Normally, [1',1'',2,3]
choose 2 yields [1',1''] [1',2] [1',3] [1'',2] [1'',3] [2,3]
. I know though that [1',2]
== [1'',2]
and [1',3]
== [1'',3]
so the number of combinations I am interested in is only 4.
To be clear, I am trying to generate the actual unique combinations, not just the number of them that exist, and without having to check each generated set against previous sets.
Update Here is a working implementation in javascript using the lodash utility library for convenience:
let _ = require('lodash');
let _items_1 = ['A','A','A','B','B','C'];
let items_1 = {'A':3, 'B':2, 'C':1};
function UniqueCombinations(set, n) {
let combinations = [];
let props = Object.getOwnPropertyNames(set);
for (let p = 0; p < props.length; p++) {
for (let i = Math.min(set[props[p]], n); i > 0 ; i--) {
// if (_.sum(_.values(_.pick(set, props.slice(p+1)))) < n-i) continue;
if (n-i > 0) {
let rest = UniqueCombinations(_.pick(set, props.slice(p+1)), n-i)

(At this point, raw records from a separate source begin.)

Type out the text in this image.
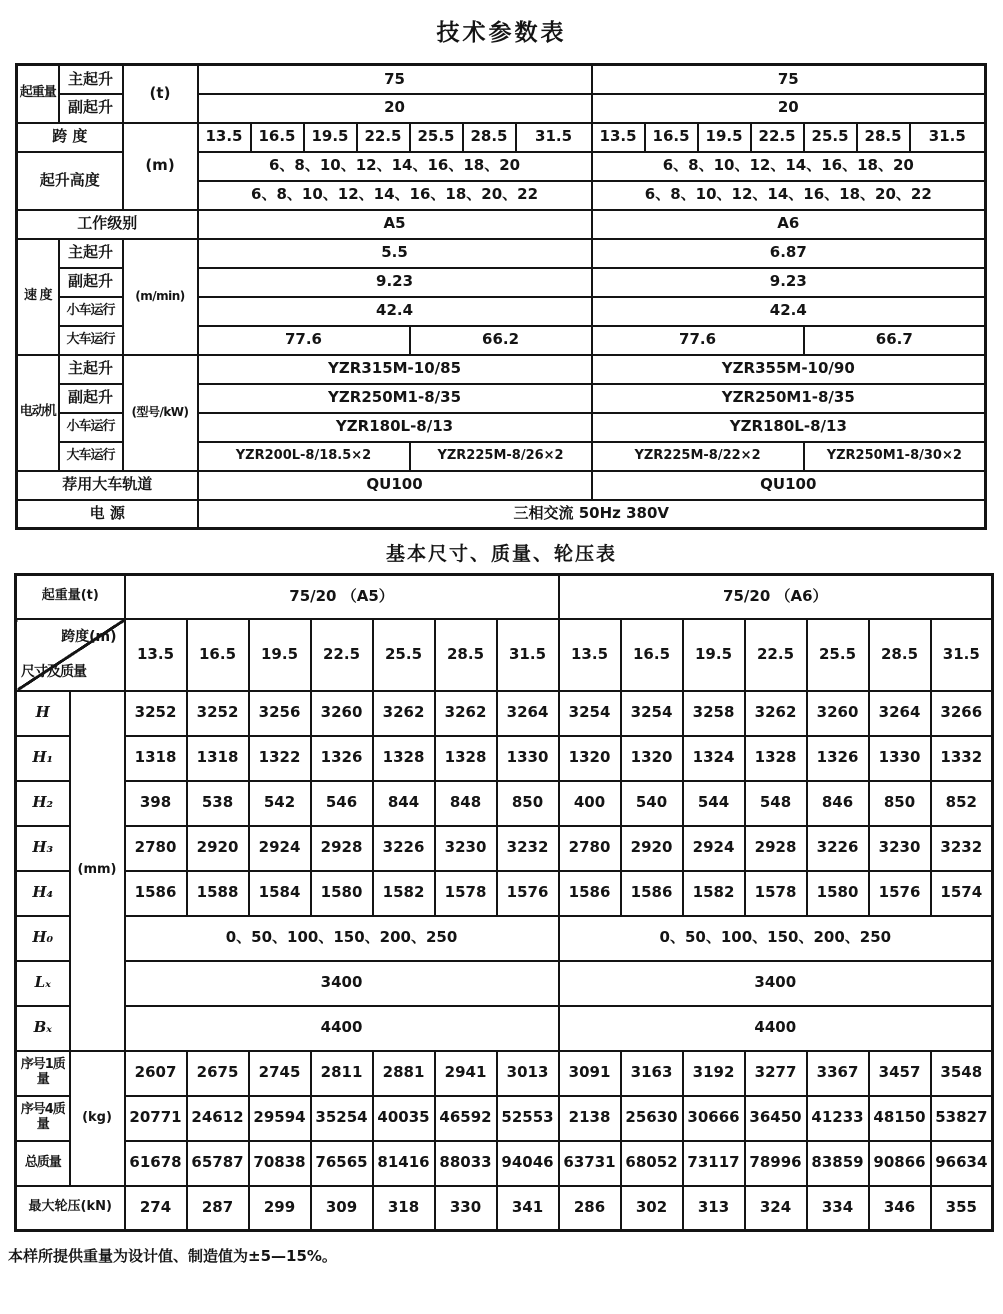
技术参数表
起重量	主起升	(t)	75							75						
	副起升		20							20						
跨 度		(m)	13.5	16.5	19.5	22.5	25.5	28.5	31.5	13.5	16.5	19.5	22.5	25.5	28.5	31.5
起升高度			6、8、10、12、14、16、18、20							6、8、10、12、14、16、18、20						
			6、8、10、12、14、16、18、20、22							6、8、10、12、14、16、18、20、22						
工作级别			A5							A6						
速 度	主起升	(m/min)	5.5							6.87						
	副起升		9.23							9.23						
	小车运行		42.4							42.4						
	大车运行		77.6				66.2			77.6				66.7		
电动机	主起升	(型号/kW)	YZR315M-10/85							YZR355M-10/90						
	副起升		YZR250M1-8/35							YZR250M1-8/35						
	小车运行		YZR180L-8/13							YZR180L-8/13						
	大车运行		YZR200L-8/18.5×2				YZR225M-8/26×2			YZR225M-8/22×2				YZR250M1-8/30×2		
荐用大车轨道			QU100							QU100						
电 源			三相交流 50Hz 380V													
基本尺寸、质量、轮压表
起重量(t)		75/20 （A5）							75/20 （A6）						

跨度(m)
尺寸及质量		13.5	16.5	19.5	22.5	25.5	28.5	31.5	13.5	16.5	19.5	22.5	25.5	28.5	31.5
H	(mm)	3252	3252	3256	3260	3262	3262	3264	3254	3254	3258	3262	3260	3264	3266
H₁		1318	1318	1322	1326	1328	1328	1330	1320	1320	1324	1328	1326	1330	1332
H₂		398	538	542	546	844	848	850	400	540	544	548	846	850	852
H₃		2780	2920	2924	2928	3226	3230	3232	2780	2920	2924	2928	3226	3230	3232
H₄		1586	1588	1584	1580	1582	1578	1576	1586	1586	1582	1578	1580	1576	1574
H₀		0、50、100、150、200、250							0、50、100、150、200、250						
Lₓ		3400							3400						
Bₓ		4400							4400						
序号1质量	(kg)	2607	2675	2745	2811	2881	2941	3013	3091	3163	3192	3277	3367	3457	3548
序号4质量		20771	24612	29594	35254	40035	46592	52553	2138	25630	30666	36450	41233	48150	53827
总质量		61678	65787	70838	76565	81416	88033	94046	63731	68052	73117	78996	83859	90866	96634
最大轮压(kN)		274	287	299	309	318	330	341	286	302	313	324	334	346	355
本样所提供重量为设计值、制造值为±5—15%。
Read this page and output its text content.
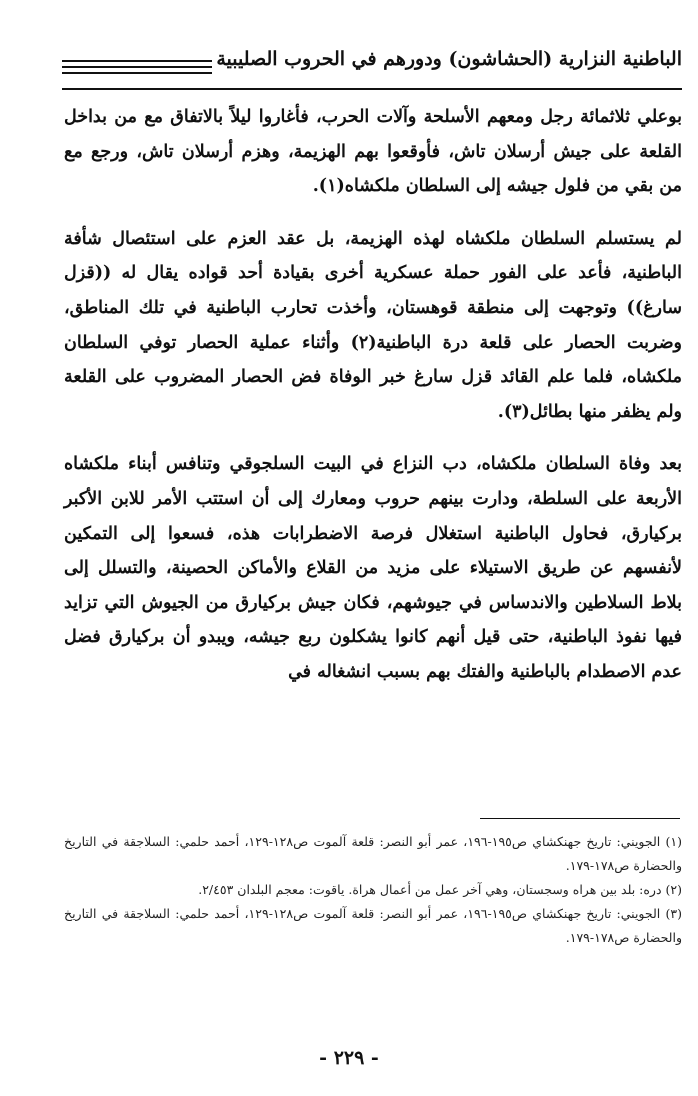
الباطنية النزارية (الحشاشون) ودورهم في الحروب الصليبية

بوعلي ثلاثمائة رجل ومعهم الأسلحة وآلات الحرب، فأغاروا ليلاً بالاتفاق مع من بداخل القلعة على جيش أرسلان تاش، فأوقعوا بهم الهزيمة، وهزم أرسلان تاش، ورجع مع من بقي من فلول جيشه إلى السلطان ملكشاه(١).

لم يستسلم السلطان ملكشاه لهذه الهزيمة، بل عقد العزم على استئصال شأفة الباطنية، فأعد على الفور حملة عسكرية أخرى بقيادة أحد قواده يقال له ((قزل سارغ)) وتوجهت إلى منطقة قوهستان، وأخذت تحارب الباطنية في تلك المناطق، وضربت الحصار على قلعة درة الباطنية(٢) وأثناء عملية الحصار توفي السلطان ملكشاه، فلما علم القائد قزل سارغ خبر الوفاة فض الحصار المضروب على القلعة ولم يظفر منها بطائل(٣).

بعد وفاة السلطان ملكشاه، دب النزاع في البيت السلجوقي وتنافس أبناء ملكشاه الأربعة على السلطة، ودارت بينهم حروب ومعارك إلى أن استتب الأمر للابن الأكبر بركيارق، فحاول الباطنية استغلال فرصة الاضطرابات هذه، فسعوا إلى التمكين لأنفسهم عن طريق الاستيلاء على مزيد من القلاع والأماكن الحصينة، والتسلل إلى بلاط السلاطين والاندساس في جيوشهم، فكان جيش بركيارق من الجيوش التي تزايد فيها نفوذ الباطنية، حتى قيل أنهم كانوا يشكلون ربع جيشه، ويبدو أن بركيارق فضل عدم الاصطدام بالباطنية والفتك بهم بسبب انشغاله في

(١) الجويني: تاريخ جهنكشاي ص١٩٥-١٩٦، عمر أبو النصر: قلعة آلموت ص١٢٨-١٢٩، أحمد حلمي: السلاجقة في التاريخ والحضارة ص١٧٨-١٧٩.
(٢) دره: بلد بين هراه وسجستان، وهي آخر عمل من أعمال هراة. ياقوت: معجم البلدان ٢/٤٥٣.
(٣) الجويني: تاريخ جهنكشاي ص١٩٥-١٩٦، عمر أبو النصر: قلعة آلموت ص١٢٨-١٢٩، أحمد حلمي: السلاجقة في التاريخ والحضارة ص١٧٨-١٧٩.
- ٢٢٩ -
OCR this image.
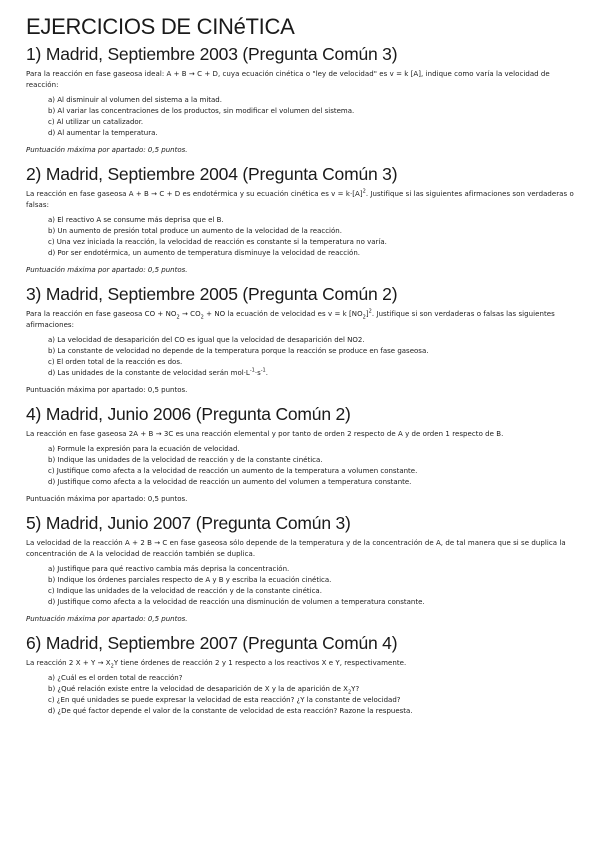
EJERCICIOS DE CINéTICA
1) Madrid, Septiembre 2003 (Pregunta Común 3)

Para la reacción en fase gaseosa ideal: A + B → C + D, cuya ecuación cinética o "ley de velocidad" es v = k [A], indique como varía la velocidad de reacción:

a) Al disminuir al volumen del sistema a la mitad.
b) Al variar las concentraciones de los productos, sin modificar el volumen del sistema.
c) Al utilizar un catalizador.
d) Al aumentar la temperatura.

Puntuación máxima por apartado: 0,5 puntos.

2) Madrid, Septiembre 2004 (Pregunta Común 3)

La reacción en fase gaseosa A + B → C + D es endotérmica y su ecuación cinética es $v = k\cdot[A]^2$. Justifique si las siguientes afirmaciones son verdaderas o falsas:

a) El reactivo A se consume más deprisa que el B.
b) Un aumento de presión total produce un aumento de la velocidad de la reacción.
c) Una vez iniciada la reacción, la velocidad de reacción es constante si la temperatura no varía.
d) Por ser endotérmica, un aumento de temperatura disminuye la velocidad de reacción.

Puntuación máxima por apartado: 0,5 puntos.

3) Madrid, Septiembre 2005 (Pregunta Común 2)

Para la reacción en fase gaseosa CO + $NO_2 \to CO_2$ + NO la ecuación de velocidad es v = k $[NO_2]^2$. Justifique si son verdaderas o falsas las siguientes afirmaciones:

a) La velocidad de desaparición del CO es igual que la velocidad de desaparición del NO2.
b) La constante de velocidad no depende de la temperatura porque la reacción se produce en fase gaseosa.
c) El orden total de la reacción es dos.
d) Las unidades de la constante de velocidad serán $mol\cdot L^{-1}\cdot s^{-1}$.

Puntuación máxima por apartado: 0,5 puntos.

4) Madrid, Junio 2006 (Pregunta Común 2)

La reacción en fase gaseosa 2A + B → 3C es una reacción elemental y por tanto de orden 2 respecto de A y de orden 1 respecto de B.

a) Formule la expresión para la ecuación de velocidad.
b) Indique las unidades de la velocidad de reacción y de la constante cinética.
c) Justifique como afecta a la velocidad de reacción un aumento de la temperatura a volumen constante.
d) Justifique como afecta a la velocidad de reacción un aumento del volumen a temperatura constante.

Puntuación máxima por apartado: 0,5 puntos.

5) Madrid, Junio 2007 (Pregunta Común 3)

La velocidad de la reacción A + 2 B → C en fase gaseosa sólo depende de la temperatura y de la concentración de A, de tal manera que si se duplica la concentración de A la velocidad de reacción también se duplica.

a) Justifique para qué reactivo cambia más deprisa la concentración.
b) Indique los órdenes parciales respecto de A y B y escriba la ecuación cinética.
c) Indique las unidades de la velocidad de reacción y de la constante cinética.
d) Justifique como afecta a la velocidad de reacción una disminución de volumen a temperatura constante.

Puntuación máxima por apartado: 0,5 puntos.

6) Madrid, Septiembre 2007 (Pregunta Común 4)

La reacción 2 $X + Y \to X_2Y$ tiene órdenes de reacción 2 y 1 respecto a los reactivos X e Y, respectivamente.

a) ¿Cuál es el orden total de reacción?
b) ¿Qué relación existe entre la velocidad de desaparición de X y la de aparición de $X_2Y$?
c) ¿En qué unidades se puede expresar la velocidad de esta reacción? ¿Y la constante de velocidad?
d) ¿De qué factor depende el valor de la constante de velocidad de esta reacción? Razone la respuesta.
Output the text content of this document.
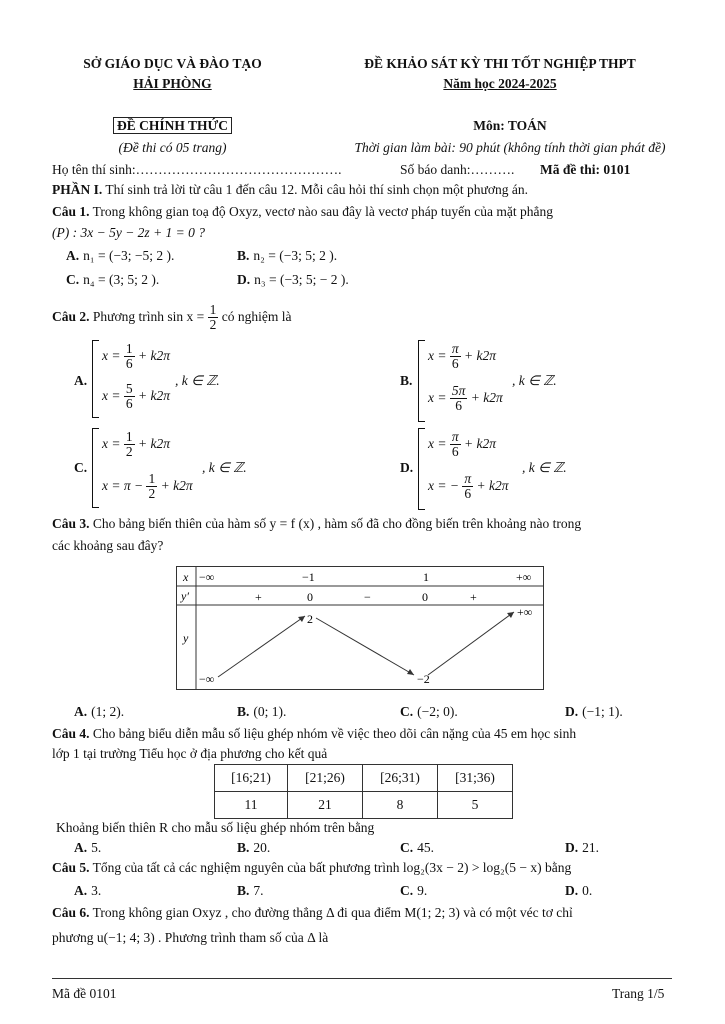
SỞ GIÁO DỤC VÀ ĐÀO TẠO
HẢI PHÒNG
ĐỀ KHẢO SÁT KỲ THI TỐT NGHIỆP THPT
Năm học 2024-2025
ĐỀ CHÍNH THỨC
(Đề thi có 05 trang)
Môn: TOÁN
Thời gian làm bài: 90 phút (không tính thời gian phát đề)
Họ tên thí sinh:……………………………………….	Số báo danh:………. Mã đề thi: 0101
PHẦN I. Thí sinh trả lời từ câu 1 đến câu 12. Mỗi câu hỏi thí sinh chọn một phương án.
Câu 1. Trong không gian toạ độ Oxyz, vectơ nào sau đây là vectơ pháp tuyến của mặt phẳng
(P) : 3x − 5y − 2z + 1 = 0 ?
A. n₁ = (−3; −5; 2 ).	B. n₂ = (−3; 5; 2 ).
C. n₄ = (3; 5; 2 ).	D. n₃ = (−3; 5; − 2 ).
Câu 2. Phương trình $\sin x = \frac{1}{2}$ có nghiệm là
A.
$x = \frac{1}{6} + k2\pi$
$x = \frac{5}{6} + k2\pi$
, k ∈ ℤ.	B.
$x = \frac{\pi}{6} + k2\pi$
$x = \frac{5\pi}{6} + k2\pi$
, k ∈ ℤ.
C.
$x = \frac{1}{2} + k2\pi$
$x = \pi - \frac{1}{2} + k2\pi$
, k ∈ ℤ.	D.
$x = \frac{\pi}{6} + k2\pi$
x = − $\frac{\pi}{6} + k2\pi$
, k ∈ ℤ.
Câu 3. Cho bảng biến thiên của hàm số y = f (x) , hàm số đã cho đồng biến trên khoảng nào trong
các khoảng sau đây?
x
y′
y
−∞	−1	1	+∞
+	0	−	0	+
−∞
2
−2
+∞
A. (1; 2).	B. (0; 1).	C. (−2; 0).	D. (−1; 1).
Câu 4. Cho bảng biểu diễn mẫu số liệu ghép nhóm về việc theo dõi cân nặng của 45 em học sinh
lớp 1 tại trường Tiểu học ở địa phương cho kết quả
[16;21)	[21;26)	[26;31)	[31;36)
11	21	8	5
Khoảng biến thiên R cho mẫu số liệu ghép nhóm trên bằng
A. 5.	B. 20.	C. 45.	D. 21.
Câu 5. Tổng của tất cả các nghiệm nguyên của bất phương trình log₂(3x − 2) > log₂(5 − x) bằng
A. 3.	B. 7.	C. 9.	D. 0.
Câu 6. Trong không gian Oxyz , cho đường thẳng Δ đi qua điểm M(1; 2; 3) và có một véc tơ chỉ
phương u(−1; 4; 3) . Phương trình tham số của Δ là
Mã đề 0101	Trang 1/5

for (let c = 0; c < rest.length; c++) {
let combination = {};
if (i > 0) combination[props[p]] = i;
Object.assign(combination, rest[c]);
combinations.push(combination);
}
} else {
let combination = {};
combination[props[p]] = i;
combinations.push(combination);
}
}
}
return combinations;
}
let combinations = UniqueCombinations(items_1, 3);
console.log(combinations);
combinations.forEach(combination => console.log(_.transform(combination, function(result, value, key) {
result.push(...key.repeat(value).split(''));
}, [])));
[ { A: 3 }, { A: 2, B: 1 }, { A: 2, C: 1 }, { A: 1, B: 2 }, { A: 1, B: 1, C: 1 }, { B: 2, C: 1 } ]
[ 'A', 'A', 'A' ] [ 'A', 'A', 'B' ] [ 'A', 'A', 'C' ] [ 'A', 'B', 'B' ] [ 'A', 'B', 'C' ] [ 'B', 'B', 'C' ]
This is by no means the cleanest or most performant implementation but a fine starting place for anyone else looking to do this.